“In Istanbul fühle ich mich freier als in der Schweiz”

Die Schweizer Triathletin Coraline Chapatte lebt seit neun Jahren in der Türkei. Warum sie so gern am Bosporus weilt.

Von Peter Hossli (Text) und Emin Özmen (Fotos)

Die Fähre legt in Europa ab. In zwanzig Minuten erreicht sie Asien. Auf Deck steht Coraline Chapatte (36), eine Schweizerin in Istanbul. Es regnet und ist kalt, sie trägt Mütze. «Der prachtvolle Bosporus, die Brücken, die Strassen voller Menschen – so schön», sagt die Neuenburgerin ins Telefon. «Sehe ich die Schönheit, kann ich es mir kaum vorstellen, je wegzugehen.»

Ausgerechnet aus der Türkei will die Schweizerin nicht mehr weg. Vom Land, das derzeit negative Schlagzeilen schreibt. Präsident Recep Tayyip Erdogan (63) will die Verfassung ändern und die gesamte Macht an sich reissen.

Von all dem merkt Coraline Chapatte im Alltag wenig. «Die Preise schnellen in die Höhe, sonst hat sich mein Leben kaum verändert.» Mehr Polizisten würden in den Strassen patrouillieren. «Sie kontrollieren Taschen, nicht Personen.» Im Visier seien eher Terroristen als politische Gegner.
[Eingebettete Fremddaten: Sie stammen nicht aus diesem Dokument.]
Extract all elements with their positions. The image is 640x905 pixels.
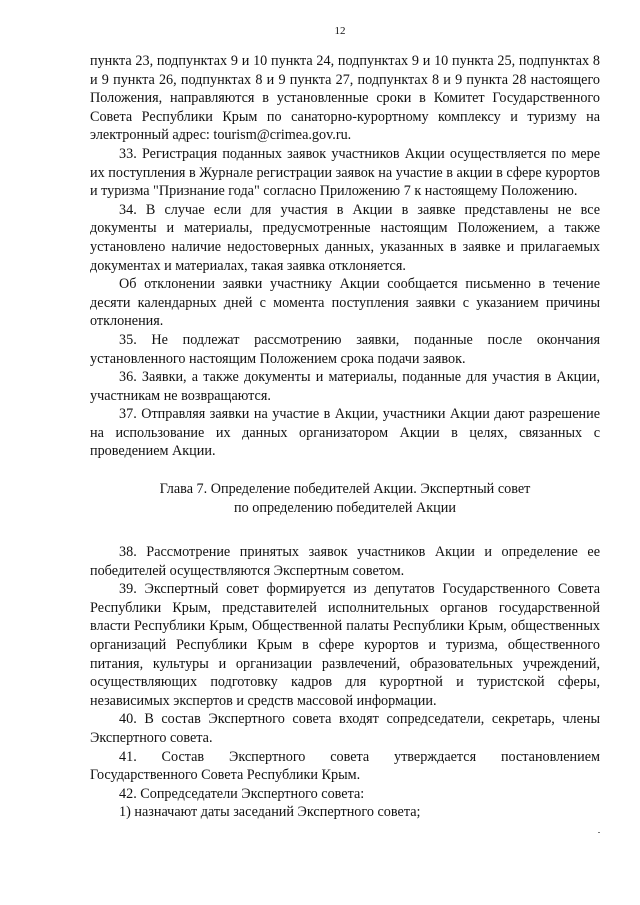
paragraph-36: 36. Заявки, а также документы и материалы, поданные для участия в Акции, участникам не возвращаются. <box>90 369 600 404</box>
paragraph-35: 35. Не подлежат рассмотрению заявки, поданные после окончания установленного настоящим Положением срока подачи заявок. <box>90 331 600 367</box>
chapter-heading <box>90 480 600 518</box>
paragraph-37: 37. Отправляя заявки на участие в Акции, участники Акции дают разрешение на использование их данных организатором Акции в целях, связанных с проведением Акции. <box>90 406 600 460</box>
paragraph-42: 42. Сопредседатели Экспертного совета: <box>119 785 365 802</box>
paragraph-41: 41. Состав Экспертного совета утверждается постановлением Государственного Совета Республики Крым. <box>90 748 600 784</box>
paragraph-39: 39. Экспертный совет формируется из депутатов Государственного Совета Республики Крым, представителей исполнительных органов государственной власти Республики Крым, Общественной палаты Республики Крым, общественных организаций Республики Крым в сфере курортов и туризма, общественного питания, культуры и организации развлечений, образовательных учреждений, осуществляющих подготовку кадров для курортной и туристской сферы, независимых экспертов и средств массовой информации. <box>90 581 600 709</box>
paragraph-42-item-1: 1) назначают даты заседаний Экспертного совета; <box>119 804 421 821</box>
paragraph-34: 34. В случае если для участия в Акции в заявке представлены не все документы и материалы, предусмотренные настоящим Положением, а также установлено наличие недостоверных данных, указанных в заявке и прилагаемых документах и материалах, такая заявка отклоняется. <box>90 201 600 274</box>
scan-speck <box>598 832 600 833</box>
paragraph-34-rejection-notice: Об отклонении заявки участнику Акции сообщается письменно в течение десяти календарных дней с момента поступления заявки с указанием причины отклонения. <box>90 276 600 330</box>
paragraph-32-continued: пункта 23, подпунктах 9 и 10 пункта 24, подпунктах 9 и 10 пункта 25, подпунктах 8 и 9 пункта 26, подпунктах 8 и 9 пункта 27, подпунктах 8 и 9 пункта 28 настоящего Положения, направляются в установленные сроки в Комитет Государственного Совета Республики Крым по санаторно-курортному комплексу и туризму на электронный адрес: tourism@crimea.gov.ru. <box>90 53 600 144</box>
page-number: 12 <box>334 25 346 37</box>
paragraph-38: 38. Рассмотрение принятых заявок участников Акции и определение ее победителей осуществляются Экспертным советом. <box>90 544 600 579</box>
paragraph-33: 33. Регистрация поданных заявок участников Акции осуществляется по мере их поступления в Журнале регистрации заявок на участие в акции в сфере курортов и туризма "Признание года" согласно Приложению 7 к настоящему Положению. <box>90 145 600 200</box>
chapter-heading-line-1: Глава 7. Определение победителей Акции. Экспертный совет <box>159 481 531 498</box>
document-body <box>90 52 600 822</box>
chapter-heading-line-2: по определению победителей Акции <box>234 500 456 517</box>
paragraph-40: 40. В состав Экспертного совета входят сопредседатели, секретарь, члены Экспертного совета. <box>90 711 600 746</box>
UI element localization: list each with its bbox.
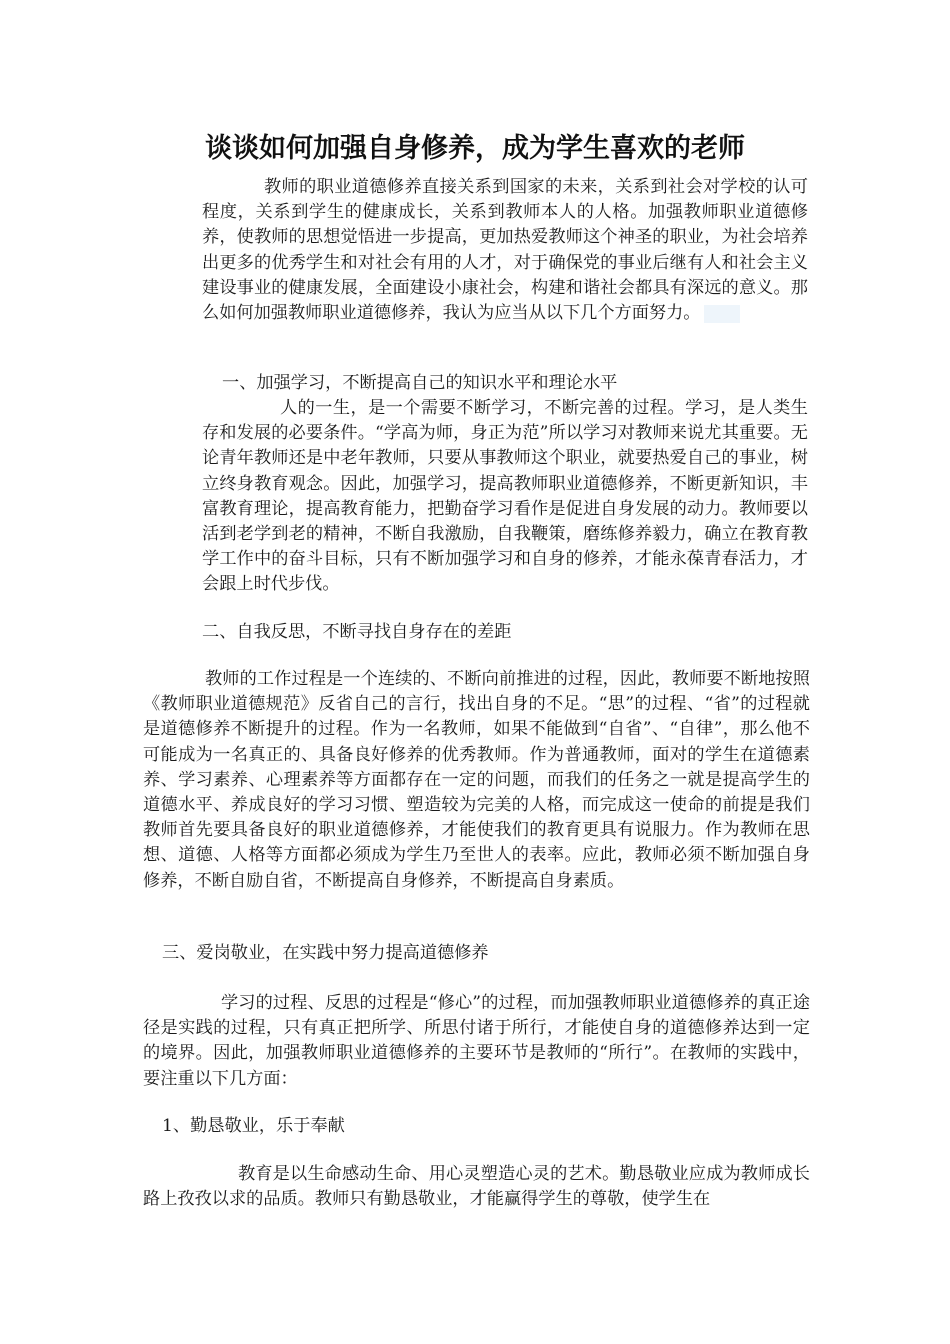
subsection-1-heading: 1、勤恳敬业，乐于奉献 [162,1116,345,1136]
subsection-1-paragraph: 教育是以生命感动生命、用心灵塑造心灵的艺术。勤恳敬业应成为教师成长路上孜孜以求的品质。教师只有勤恳敬业，才能赢得学生的尊敬，使学生在 [143,1164,810,1210]
section-1-heading: 一、加强学习，不断提高自己的知识水平和理论水平 [222,373,618,393]
section-1-paragraph: 人的一生，是一个需要不断学习，不断完善的过程。学习，是人类生存和发展的必要条件。“学高为师，身正为范”所以学习对教师来说尤其重要。无论青年教师还是中老年教师，只要从事教师这个职业，就要热爱自己的事业，树立终身教育观念。因此，加强学习，提高教师职业道德修养，不断更新知识，丰富教育理论，提高教育能力，把勤奋学习看作是促进自身发展的动力。教师要以活到老学到老的精神，不断自我激励，自我鞭策，磨练修养毅力，确立在教育教学工作中的奋斗目标，只有不断加强学习和自身的修养，才能永葆青春活力，才会跟上时代步伐。 [202,398,808,595]
section-3-heading: 三、爱岗敬业，在实践中努力提高道德修养 [162,943,489,963]
intro-text: 教师的职业道德修养直接关系到国家的未来，关系到社会对学校的认可程度，关系到学生的健康成长，关系到教师本人的人格。加强教师职业道德修养，使教师的思想觉悟进一步提高，更加热爱教师这个神圣的职业，为社会培养出更多的优秀学生和对社会有用的人才，对于确保党的事业后继有人和社会主义建设事业的健康发展，全面建设小康社会，构建和谐社会都具有深远的意义。那么如何加强教师职业道德修养，我认为应当从以下几个方面努力。 [202,177,808,324]
intro-paragraph [202,175,808,326]
section-2-heading: 二、自我反思，不断寻找自身存在的差距 [202,622,512,642]
highlight-mark [704,305,740,323]
section-3-paragraph: 学习的过程、反思的过程是“修心”的过程，而加强教师职业道德修养的真正途径是实践的过程，只有真正把所学、所思付诸于所行，才能使自身的道德修养达到一定的境界。因此，加强教师职业道德修养的主要环节是教师的“所行”。在教师的实践中，要注重以下几方面： [143,993,810,1089]
document-title: 谈谈如何加强自身修养，成为学生喜欢的老师 [205,133,745,164]
section-2-paragraph: 教师的工作过程是一个连续的、不断向前推进的过程，因此，教师要不断地按照《教师职业道德规范》反省自己的言行，找出自身的不足。“思”的过程、“省”的过程就是道德修养不断提升的过程。作为一名教师，如果不能做到“自省”、“自律”，那么他不可能成为一名真正的、具备良好修养的优秀教师。作为普通教师，面对的学生在道德素养、学习素养、心理素养等方面都存在一定的问题，而我们的任务之一就是提高学生的道德水平、养成良好的学习习惯、塑造较为完美的人格，而完成这一使命的前提是我们教师首先要具备良好的职业道德修养，才能使我们的教育更具有说服力。作为教师在思想、道德、人格等方面都必须成为学生乃至世人的表率。应此，教师必须不断加强自身修养，不断自励自省，不断提高自身修养，不断提高自身素质。 [143,669,810,891]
In die türkische Gesellschaft integriert

Seit 2008 lebt Chapatte in der Türkei. Auf einer Ferienreise lernte sie ein Jahr zuvor ein französisches Paar kennen, das am Mittelmeer eine Tauchschule betreibt. Es bot ihr einen Job an, weil sie Sprachen spricht, taucht, Zahlen versteht.

Die Betriebswirtschafterin gab ihre Stelle bei den SBB auf. Drei Monate würde sie in der Türkei arbeiten. Sie blieb bis heute, spricht perfekt Türkisch, ist Unternehmerin, voll integriert in die türkische Gesellschaft.

Geld verdient sie als Triathletin, Coach und Übersetzerin. Sie hält Vorträge, hat Zehntausende von Fans in sozialen Medien, preist dort Sportprodukte an, schreibt für die welsche Zeitung «Le Temps» Kolumnen. «Vollends entfalten» könne sie sich in der Türkei. «Besser als in der Schweiz, wo alles vorgeschrieben erscheint und in vorgespurten Bahnen verläuft.»

«Hier kannst du ausserhalb des Systems leben»

Sicher, sie mag das köstliche Essen in Istanbul, den umwerfenden Anblick der Stadt. Vor allem aber mag sie den Respekt, den Menschen einander zollten. «In Istanbul fühle ich mich freier als in der Schweiz», so Chapatte. Insbesondere als Frau. «Im Zug von Neuenburg nach Zürich kam es oft vor, dass sich ein Mann demonstrativ neben mich setzte, obwohl viele Plätze frei waren. Das passiert mir in der Metro von Istanbul nie.»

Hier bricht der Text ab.